Nigerian financial markets roared on the result and conduct of the recent elections. The stock market started to recover in the days before the presidential polls on March 28, and the NSEASI surged by almost 17 percent in the following week.
Yields on fixed-income instruments narrowed by up to 150bps. Further, the currency recovered sharply on the interbank market, adding credibility to the CBN intervention selling rate of N197 per US dollar. We would expect underlying sentiment to remain good in the weeks ahead.
A turning point could be the formal handover to the new administration, now scheduled for May 28, after which Muhammadu Buhari will be under pressure to meet some high expectations for change. We hear the objection that the scope for change is limited without a recovery in the oil price because of the failure of the outgoing administration to prepare for the rainy day with the building of solid fiscal buffers. We would say that the sweeping victory of Buhari and the APC, along with the incumbent’s rapid acceptance of defeat, have created their own momentum.
This first for Nigeria (the defeat of the ruling party) echoed that in Zambia in 1991 when the Movement for Multiparty Democracy, led by a charismatic trades union leader (the late Frederick Chiluba), defeated the United National Independence Party of the nation’s first president, Kenneth Kaunda.
The comparable breakthrough in Kenya in 2002 was less dramatic. Again, the ruling party (Kenya African National Union) was heavily beaten at the polls but by a côterie of its former leading lights around the new president, Mwai Kibaki.
Beyond Africa, we can point to recent examples of high expectations following the election of two presidents with an agenda for change and with a track record to match: Joko Widodo, the mayor of Jakarta, in Indonesia in November 2014 and Narendra Modi, the chief minister of the state of Gujarat, in India in May/June 2014. The parallels may flatter Buhari, whose track record was established as a military head of state, albeit one with a strong stance on governance. They do show limits to the honeymoon period for the new presidents of between six months and one year. This helps to explain suggestions from the APC camp that the electorate will not see substantial change before October because of budget restrictions.
Buhari and the APC do enjoy copious international goodwill because world leaders are always in need of good news and because Nigeria has a central role in Africa. Some of the goodwill could filter down to multilateral agencies over time.
The new administration will also enjoy a majority in both houses of the National Assembly and allies among close to two-thirds of the state governors. If it persuades its elected representatives to place their party political above their institutional loyalties, unlike the outgoing government, then we will see a welcome pick-up in the assembly’s productivity as measured by the passage of legislation.
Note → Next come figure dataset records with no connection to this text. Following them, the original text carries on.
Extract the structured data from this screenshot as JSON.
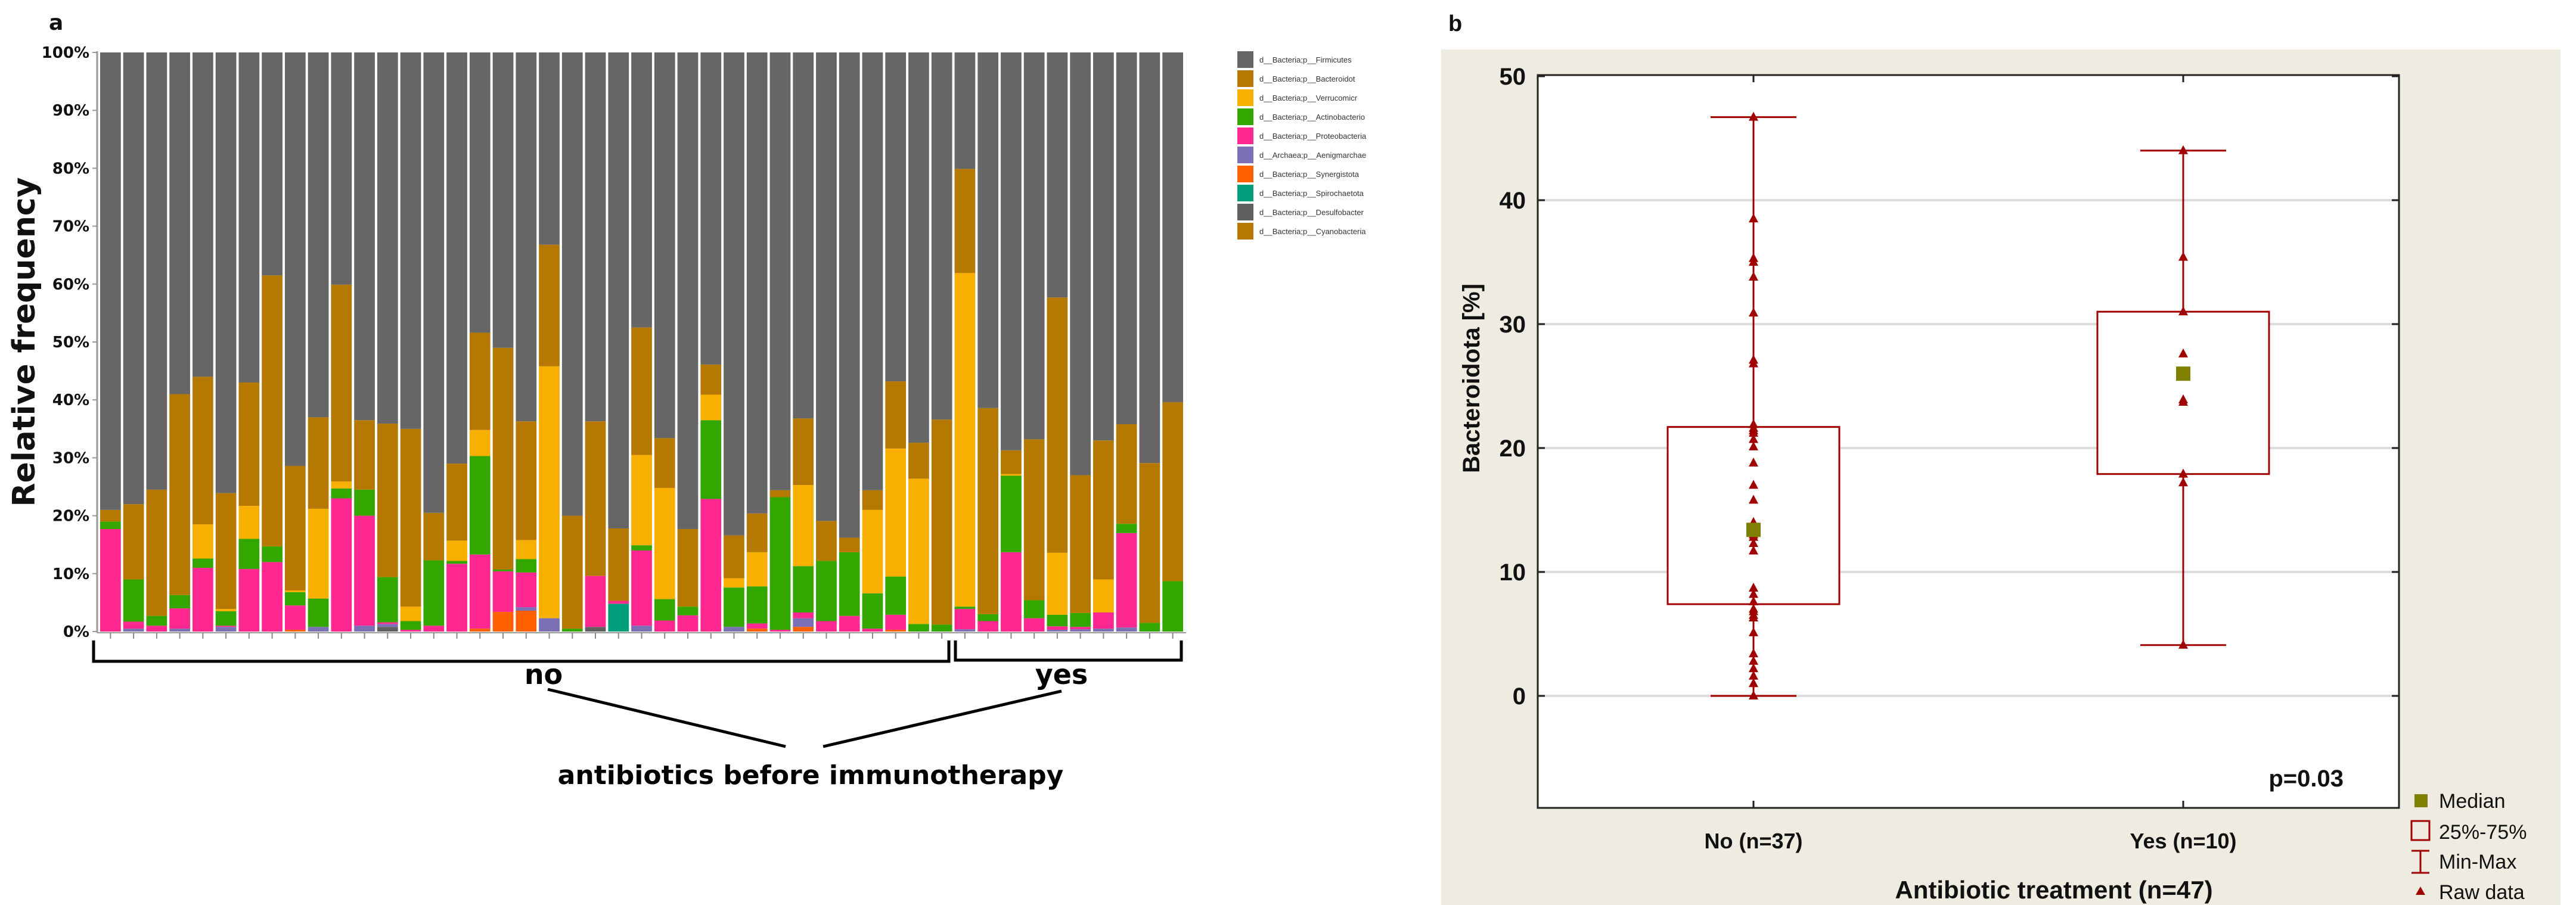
{
  "chart_data": [
    {
      "type": "bar",
      "stacked": true,
      "panel_label": "a",
      "ylabel": "Relative frequency",
      "ylim": [
        0,
        100
      ],
      "ytick_labels": [
        "0%",
        "10%",
        "20%",
        "30%",
        "40%",
        "50%",
        "60%",
        "70%",
        "80%",
        "90%",
        "100%"
      ],
      "n_samples": 47,
      "groups": [
        {
          "label": "no",
          "count": 37
        },
        {
          "label": "yes",
          "count": 10
        }
      ],
      "group_title": "antibiotics before immunotherapy",
      "legend_position": "right",
      "series": [
        {
          "name": "d__Bacteria;p__Firmicutes",
          "color": "#666666",
          "remainder": true
        },
        {
          "name": "d__Bacteria;p__Bacteroidot",
          "color": "#b57800",
          "key": "bac",
          "values": [
            2,
            13,
            21.8,
            34.7,
            25.5,
            20,
            21.3,
            46.8,
            21.5,
            15.8,
            34,
            12,
            26.5,
            30.7,
            8.2,
            13.3,
            16.8,
            38.3,
            20.5,
            21,
            19.5,
            26.7,
            12.5,
            22,
            8.6,
            13.4,
            5.2,
            7.4,
            6.7,
            1.2,
            11.5,
            6.9,
            2.5,
            3.4,
            11.6,
            6.2,
            35.4,
            18,
            35.6,
            4.1,
            27.8,
            44.1,
            23.8,
            24,
            17.2,
            27.6,
            30.9
          ]
        },
        {
          "name": "d__Bacteria;p__Verrucomicr",
          "color": "#f8b000",
          "key": "ver",
          "values": [
            0,
            0,
            0,
            0,
            5.9,
            0.4,
            5.7,
            0,
            0.3,
            15.5,
            1.2,
            0,
            0,
            2.5,
            0,
            3.5,
            4.5,
            0,
            3.3,
            43.5,
            0,
            0,
            0,
            15.6,
            19.2,
            0,
            4.4,
            1.6,
            5.9,
            0,
            14,
            0,
            0,
            14.4,
            22.1,
            25.1,
            0,
            57.6,
            0,
            0.3,
            0,
            10.7,
            0,
            5.7,
            0,
            0,
            0
          ]
        },
        {
          "name": "d__Bacteria;p__Actinobacterio",
          "color": "#33a600",
          "key": "act",
          "values": [
            1.3,
            7.3,
            1.7,
            2.3,
            1.6,
            2.5,
            5.2,
            2.7,
            2.3,
            4.9,
            1.7,
            4.5,
            7.8,
            1.5,
            11.3,
            0.5,
            17,
            0.3,
            2.3,
            0,
            0.5,
            0,
            0,
            0.9,
            3.7,
            1.5,
            13.6,
            6.8,
            6.4,
            22.9,
            8,
            10.4,
            11,
            6.1,
            6.6,
            1.3,
            1.2,
            0.4,
            1.2,
            13.2,
            3.1,
            2,
            2.4,
            0,
            1.6,
            1.5,
            8.7
          ]
        },
        {
          "name": "d__Bacteria;p__Proteobacteria",
          "color": "#ff2890",
          "key": "pro",
          "values": [
            17.7,
            1.2,
            1,
            3.5,
            11,
            0.2,
            10.8,
            12,
            4.2,
            0,
            23,
            19,
            0.3,
            0.3,
            1,
            11.7,
            12.8,
            7,
            6,
            0,
            0,
            8.8,
            0.5,
            13,
            1.9,
            2.8,
            22.9,
            0,
            0.9,
            0.3,
            1,
            1.8,
            2.7,
            0.5,
            2.6,
            0,
            0,
            3.5,
            1.8,
            13.7,
            2.3,
            0.6,
            0.4,
            2.8,
            16.3,
            0,
            0
          ]
        },
        {
          "name": "d__Archaea;p__Aenigmarchae",
          "color": "#7b6fb5",
          "key": "arc",
          "values": [
            0,
            0.5,
            0,
            0.5,
            0,
            0.8,
            0,
            0,
            0,
            0.8,
            0,
            1,
            0.5,
            0,
            0,
            0,
            0,
            0,
            0.6,
            2.3,
            0,
            0,
            0,
            1,
            0,
            0,
            0,
            0.8,
            0,
            0,
            1.5,
            0,
            0,
            0,
            0,
            0,
            0,
            0.4,
            0,
            0,
            0,
            0.3,
            0.4,
            0.5,
            0.7,
            0,
            0
          ]
        },
        {
          "name": "d__Bacteria;p__Synergistota",
          "color": "#ff6000",
          "key": "syn",
          "values": [
            0,
            0,
            0,
            0,
            0,
            0,
            0,
            0,
            0.3,
            0,
            0,
            0,
            0,
            0,
            0,
            0,
            0.5,
            3.4,
            3.6,
            0,
            0,
            0,
            0,
            0,
            0,
            0,
            0,
            0,
            0.5,
            0,
            0.8,
            0,
            0,
            0,
            0.3,
            0,
            0,
            0,
            0,
            0,
            0,
            0,
            0,
            0,
            0,
            0,
            0
          ]
        },
        {
          "name": "d__Bacteria;p__Spirochaetota",
          "color": "#009e7a",
          "key": "spi",
          "values": [
            0,
            0,
            0,
            0,
            0,
            0,
            0,
            0,
            0,
            0,
            0,
            0,
            0,
            0,
            0,
            0,
            0,
            0,
            0,
            0,
            0,
            0,
            4.8,
            0,
            0,
            0,
            0,
            0,
            0,
            0,
            0,
            0,
            0,
            0,
            0,
            0,
            0,
            0,
            0,
            0,
            0,
            0,
            0,
            0,
            0,
            0,
            0
          ]
        },
        {
          "name": "d__Bacteria;p__Desulfobacter",
          "color": "#606060",
          "key": "des",
          "values": [
            0,
            0,
            0,
            0,
            0,
            0,
            0,
            0,
            0,
            0,
            0,
            0,
            0.8,
            0,
            0,
            0,
            0,
            0,
            0,
            0,
            0,
            0.8,
            0,
            0,
            0,
            0,
            0,
            0,
            0,
            0,
            0,
            0,
            0,
            0,
            0,
            0,
            0,
            0,
            0,
            0,
            0,
            0,
            0,
            0,
            0,
            0,
            0
          ]
        },
        {
          "name": "d__Bacteria;p__Cyanobacteria",
          "color": "#b57800",
          "key": "cya",
          "values": [
            0,
            0,
            0,
            0,
            0,
            0,
            0,
            0,
            0,
            0,
            0,
            0,
            0,
            0,
            0,
            0,
            0,
            0,
            0,
            0,
            0,
            0,
            0,
            0,
            0,
            0,
            0,
            0,
            0,
            0,
            0,
            0,
            0,
            0,
            0,
            0,
            0,
            0,
            0,
            0,
            0,
            0,
            0,
            0,
            0,
            0,
            0
          ]
        }
      ]
    },
    {
      "type": "box",
      "panel_label": "b",
      "xlabel": "Antibiotic treatment (n=47)",
      "ylabel": "Bacteroidota [%]",
      "ylim": [
        -9,
        50
      ],
      "ytick_labels": [
        "0",
        "10",
        "20",
        "30",
        "40",
        "50"
      ],
      "annotation": "p=0.03",
      "grid": true,
      "legend_position": "bottom-right",
      "legend": [
        "Median",
        "25%-75%",
        "Min-Max",
        "Raw data"
      ],
      "categories": [
        {
          "label": "No (n=37)",
          "median": 13.4,
          "q1": 7.4,
          "q3": 21.7,
          "min": 0,
          "max": 46.7,
          "raw": [
            46.7,
            38.5,
            35.3,
            35.0,
            33.8,
            30.9,
            27.1,
            26.8,
            21.9,
            21.6,
            21.4,
            21.2,
            20.7,
            20.1,
            18.8,
            17.0,
            15.8,
            14.0,
            13.5,
            13.0,
            12.8,
            12.3,
            11.7,
            8.7,
            8.2,
            7.6,
            7.0,
            6.8,
            6.5,
            6.3,
            5.1,
            3.4,
            2.8,
            2.2,
            1.6,
            1.0,
            0
          ]
        },
        {
          "label": "Yes (n=10)",
          "median": 26.0,
          "q1": 17.9,
          "q3": 31.0,
          "min": 4.1,
          "max": 44.0,
          "raw": [
            44.0,
            35.4,
            31.0,
            27.6,
            25.9,
            23.9,
            23.7,
            17.9,
            17.2,
            4.1
          ]
        }
      ],
      "colors": {
        "box": "#a00000",
        "median": "#808000",
        "raw": "#a00000",
        "panel_bg": "#eeebe0"
      }
    }
  ]
}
There have already been signs that the assembly has embraced the new macro realities, notably its approval of 2015 budget proposals based on an oil price assumption of US$53/b.
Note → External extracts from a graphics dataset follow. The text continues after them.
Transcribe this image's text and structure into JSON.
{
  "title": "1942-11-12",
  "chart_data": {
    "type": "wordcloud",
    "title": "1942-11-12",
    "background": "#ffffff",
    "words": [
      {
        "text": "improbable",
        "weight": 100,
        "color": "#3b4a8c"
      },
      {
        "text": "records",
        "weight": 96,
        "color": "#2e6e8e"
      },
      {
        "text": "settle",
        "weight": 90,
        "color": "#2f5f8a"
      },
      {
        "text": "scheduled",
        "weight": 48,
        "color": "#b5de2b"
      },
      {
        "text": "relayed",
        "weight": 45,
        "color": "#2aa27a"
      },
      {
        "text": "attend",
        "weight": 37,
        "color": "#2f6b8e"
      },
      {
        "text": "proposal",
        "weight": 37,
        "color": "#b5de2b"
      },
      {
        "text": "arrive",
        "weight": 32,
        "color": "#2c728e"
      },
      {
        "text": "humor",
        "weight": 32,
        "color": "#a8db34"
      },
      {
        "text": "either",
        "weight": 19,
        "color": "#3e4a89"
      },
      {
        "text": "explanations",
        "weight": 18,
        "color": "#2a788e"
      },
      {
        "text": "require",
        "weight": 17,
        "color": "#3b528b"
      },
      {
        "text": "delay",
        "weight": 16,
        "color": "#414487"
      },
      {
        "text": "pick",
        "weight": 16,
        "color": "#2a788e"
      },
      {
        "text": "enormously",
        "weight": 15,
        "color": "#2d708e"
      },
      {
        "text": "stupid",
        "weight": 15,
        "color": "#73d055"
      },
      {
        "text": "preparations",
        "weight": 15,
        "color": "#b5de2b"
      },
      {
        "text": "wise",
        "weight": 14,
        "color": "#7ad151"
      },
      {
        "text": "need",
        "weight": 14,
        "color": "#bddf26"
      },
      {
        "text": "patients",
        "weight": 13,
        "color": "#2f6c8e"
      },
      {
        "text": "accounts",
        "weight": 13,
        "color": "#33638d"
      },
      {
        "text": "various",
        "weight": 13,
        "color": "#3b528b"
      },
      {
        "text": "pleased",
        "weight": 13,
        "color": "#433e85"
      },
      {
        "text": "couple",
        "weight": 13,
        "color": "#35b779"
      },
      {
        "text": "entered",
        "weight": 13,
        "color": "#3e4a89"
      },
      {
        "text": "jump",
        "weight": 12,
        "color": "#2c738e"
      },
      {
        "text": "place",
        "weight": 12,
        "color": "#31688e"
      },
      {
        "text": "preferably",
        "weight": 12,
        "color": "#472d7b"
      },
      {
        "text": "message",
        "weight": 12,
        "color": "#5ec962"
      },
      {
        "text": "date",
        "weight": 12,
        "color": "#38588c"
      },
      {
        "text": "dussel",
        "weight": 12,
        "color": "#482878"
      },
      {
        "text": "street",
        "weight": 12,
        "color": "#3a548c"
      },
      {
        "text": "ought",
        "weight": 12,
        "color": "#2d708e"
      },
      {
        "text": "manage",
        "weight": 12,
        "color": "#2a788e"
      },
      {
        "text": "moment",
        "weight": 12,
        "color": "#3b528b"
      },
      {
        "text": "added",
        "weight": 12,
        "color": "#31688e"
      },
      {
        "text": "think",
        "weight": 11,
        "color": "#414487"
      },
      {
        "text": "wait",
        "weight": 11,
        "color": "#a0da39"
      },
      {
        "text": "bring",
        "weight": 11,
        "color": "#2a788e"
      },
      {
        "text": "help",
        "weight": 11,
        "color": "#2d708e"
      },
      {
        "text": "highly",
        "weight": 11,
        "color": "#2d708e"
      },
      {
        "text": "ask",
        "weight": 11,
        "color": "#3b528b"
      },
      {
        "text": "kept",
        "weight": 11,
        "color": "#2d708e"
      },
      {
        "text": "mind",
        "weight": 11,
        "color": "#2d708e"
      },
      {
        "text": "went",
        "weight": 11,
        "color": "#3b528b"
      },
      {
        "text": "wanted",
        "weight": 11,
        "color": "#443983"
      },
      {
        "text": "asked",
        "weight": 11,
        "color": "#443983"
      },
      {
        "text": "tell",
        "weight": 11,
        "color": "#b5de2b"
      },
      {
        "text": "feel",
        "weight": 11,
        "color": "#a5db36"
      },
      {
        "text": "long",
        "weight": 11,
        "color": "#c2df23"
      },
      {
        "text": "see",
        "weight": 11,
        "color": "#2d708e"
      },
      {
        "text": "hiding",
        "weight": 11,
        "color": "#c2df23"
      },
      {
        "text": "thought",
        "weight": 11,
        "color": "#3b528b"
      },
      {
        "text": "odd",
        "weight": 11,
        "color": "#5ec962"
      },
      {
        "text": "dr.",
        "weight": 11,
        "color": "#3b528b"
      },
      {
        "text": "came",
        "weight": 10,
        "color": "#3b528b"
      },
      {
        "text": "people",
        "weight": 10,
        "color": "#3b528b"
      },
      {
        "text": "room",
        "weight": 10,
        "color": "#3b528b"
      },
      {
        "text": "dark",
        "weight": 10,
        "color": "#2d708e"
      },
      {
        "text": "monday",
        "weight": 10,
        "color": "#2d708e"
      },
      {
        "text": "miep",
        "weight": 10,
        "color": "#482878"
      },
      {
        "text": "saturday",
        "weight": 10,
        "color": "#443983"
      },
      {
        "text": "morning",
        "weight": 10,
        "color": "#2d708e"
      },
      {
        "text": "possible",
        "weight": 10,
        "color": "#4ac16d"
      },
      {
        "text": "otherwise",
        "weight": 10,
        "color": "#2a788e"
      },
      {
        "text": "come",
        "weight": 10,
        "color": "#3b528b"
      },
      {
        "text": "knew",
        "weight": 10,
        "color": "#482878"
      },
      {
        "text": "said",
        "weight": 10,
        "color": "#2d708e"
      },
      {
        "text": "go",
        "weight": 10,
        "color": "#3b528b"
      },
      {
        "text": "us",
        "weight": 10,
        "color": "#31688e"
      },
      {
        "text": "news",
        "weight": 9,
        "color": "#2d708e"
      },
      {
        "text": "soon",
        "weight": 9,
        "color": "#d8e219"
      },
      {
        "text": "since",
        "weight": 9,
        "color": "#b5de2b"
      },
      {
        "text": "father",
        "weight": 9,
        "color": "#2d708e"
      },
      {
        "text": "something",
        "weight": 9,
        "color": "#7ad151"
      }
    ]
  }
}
Relations with the states present a different challenge. The government of Lagos State will feel that the FGN will be at least even-handed in matters fiscal. More broadly, the APC knows that state government finances in aggregate have taken a huge hit from the halving of the oil price and that salary arrears have mounted. We doubt that it favours a change in the revenue sharing formula to their benefit. Yet it will have to give some ground fiscally to the state governments for the sake of a better working relationship with them and to overcome specific logjams (like the migration from the excess crude account to the sovereign wealth fund). In its policies for agriculture, for example, we would expect greater collaboration between the new federal and state governments.
Although Buhari is characterised as a “man of few words” and although the handover is several weeks away, some broad policy lines are emerging. The president-elect is said to have been a statist: even if this is still the case, he heads a coalition of parties, without which he would not have won at the polls. Compromise necessarily beckons.
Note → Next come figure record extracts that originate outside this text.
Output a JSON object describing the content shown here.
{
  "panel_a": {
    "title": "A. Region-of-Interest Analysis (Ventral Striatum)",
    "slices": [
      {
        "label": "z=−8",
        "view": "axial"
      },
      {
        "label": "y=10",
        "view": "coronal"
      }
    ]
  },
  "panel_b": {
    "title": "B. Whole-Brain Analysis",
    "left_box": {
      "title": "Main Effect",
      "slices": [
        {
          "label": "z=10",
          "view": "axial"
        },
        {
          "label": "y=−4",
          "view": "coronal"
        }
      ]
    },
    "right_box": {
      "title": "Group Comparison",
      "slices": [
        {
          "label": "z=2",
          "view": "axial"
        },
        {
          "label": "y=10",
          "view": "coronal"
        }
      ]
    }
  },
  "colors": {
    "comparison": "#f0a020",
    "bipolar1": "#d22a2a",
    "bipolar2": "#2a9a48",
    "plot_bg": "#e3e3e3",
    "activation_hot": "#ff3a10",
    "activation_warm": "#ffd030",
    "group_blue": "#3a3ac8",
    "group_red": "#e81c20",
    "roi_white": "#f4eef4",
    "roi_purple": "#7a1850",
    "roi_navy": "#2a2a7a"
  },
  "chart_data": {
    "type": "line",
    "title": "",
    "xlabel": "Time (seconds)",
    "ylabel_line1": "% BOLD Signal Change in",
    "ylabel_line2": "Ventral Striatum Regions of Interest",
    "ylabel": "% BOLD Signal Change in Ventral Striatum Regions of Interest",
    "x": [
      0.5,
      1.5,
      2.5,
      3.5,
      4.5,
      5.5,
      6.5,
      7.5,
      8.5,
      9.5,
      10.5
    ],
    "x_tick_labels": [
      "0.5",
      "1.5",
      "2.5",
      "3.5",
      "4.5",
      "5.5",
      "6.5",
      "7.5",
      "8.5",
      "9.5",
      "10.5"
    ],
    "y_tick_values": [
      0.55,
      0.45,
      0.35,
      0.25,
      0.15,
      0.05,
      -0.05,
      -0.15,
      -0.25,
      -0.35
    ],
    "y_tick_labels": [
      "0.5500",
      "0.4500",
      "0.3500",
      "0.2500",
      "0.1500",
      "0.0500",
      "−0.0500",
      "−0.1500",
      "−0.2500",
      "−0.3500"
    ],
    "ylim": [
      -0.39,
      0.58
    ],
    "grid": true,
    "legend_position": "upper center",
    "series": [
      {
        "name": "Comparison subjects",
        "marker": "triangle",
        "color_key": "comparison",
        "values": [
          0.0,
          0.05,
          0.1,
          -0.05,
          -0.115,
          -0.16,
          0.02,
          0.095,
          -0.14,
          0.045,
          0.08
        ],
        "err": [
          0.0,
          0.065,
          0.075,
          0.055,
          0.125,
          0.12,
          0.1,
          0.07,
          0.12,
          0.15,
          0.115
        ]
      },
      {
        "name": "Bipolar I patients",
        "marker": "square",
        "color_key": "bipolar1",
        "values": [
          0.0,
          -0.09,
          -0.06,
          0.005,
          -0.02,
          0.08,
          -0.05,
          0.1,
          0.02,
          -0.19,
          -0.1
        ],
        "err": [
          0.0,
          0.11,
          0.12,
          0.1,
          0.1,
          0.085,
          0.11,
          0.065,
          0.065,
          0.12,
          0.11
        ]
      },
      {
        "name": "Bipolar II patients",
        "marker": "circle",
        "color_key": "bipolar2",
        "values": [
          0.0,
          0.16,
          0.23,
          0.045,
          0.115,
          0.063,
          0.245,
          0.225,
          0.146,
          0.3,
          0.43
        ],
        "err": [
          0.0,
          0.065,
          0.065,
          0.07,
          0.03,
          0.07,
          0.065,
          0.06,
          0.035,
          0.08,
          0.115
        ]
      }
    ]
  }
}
We anticipate an increase in regulation to boost revenues (such as in the oil industry), improve the quality of the product (security industry) and perhaps oversee segments of the economy in which a few companies are making particularly large profits. Fiscally the priority, as with the outgoing administration, has to be to increase non-oil revenues. This effort will likely be concentrated on strengthening collection and removing exemptions rather than levying a raft of new federal taxes. On the monetary side we have heard hints that the naira should “find its level”.
Both the CBN and the monetary policy committee would have to be convinced of the argument for such a break with the past. Both enjoy autonomy although they would be persuaded if the decline in official reserves reached the point of no return.
We will not play the party game of spot-the-new-finance-minister but we will say that he/she will have a full in-tray on assuming the post. The elections have given a huge boost to confidence domestically and internationally. The new administration will have to manage popular expectations and maintain the momentum with positive steps. Married couples will testify that the honeymoon period is finite.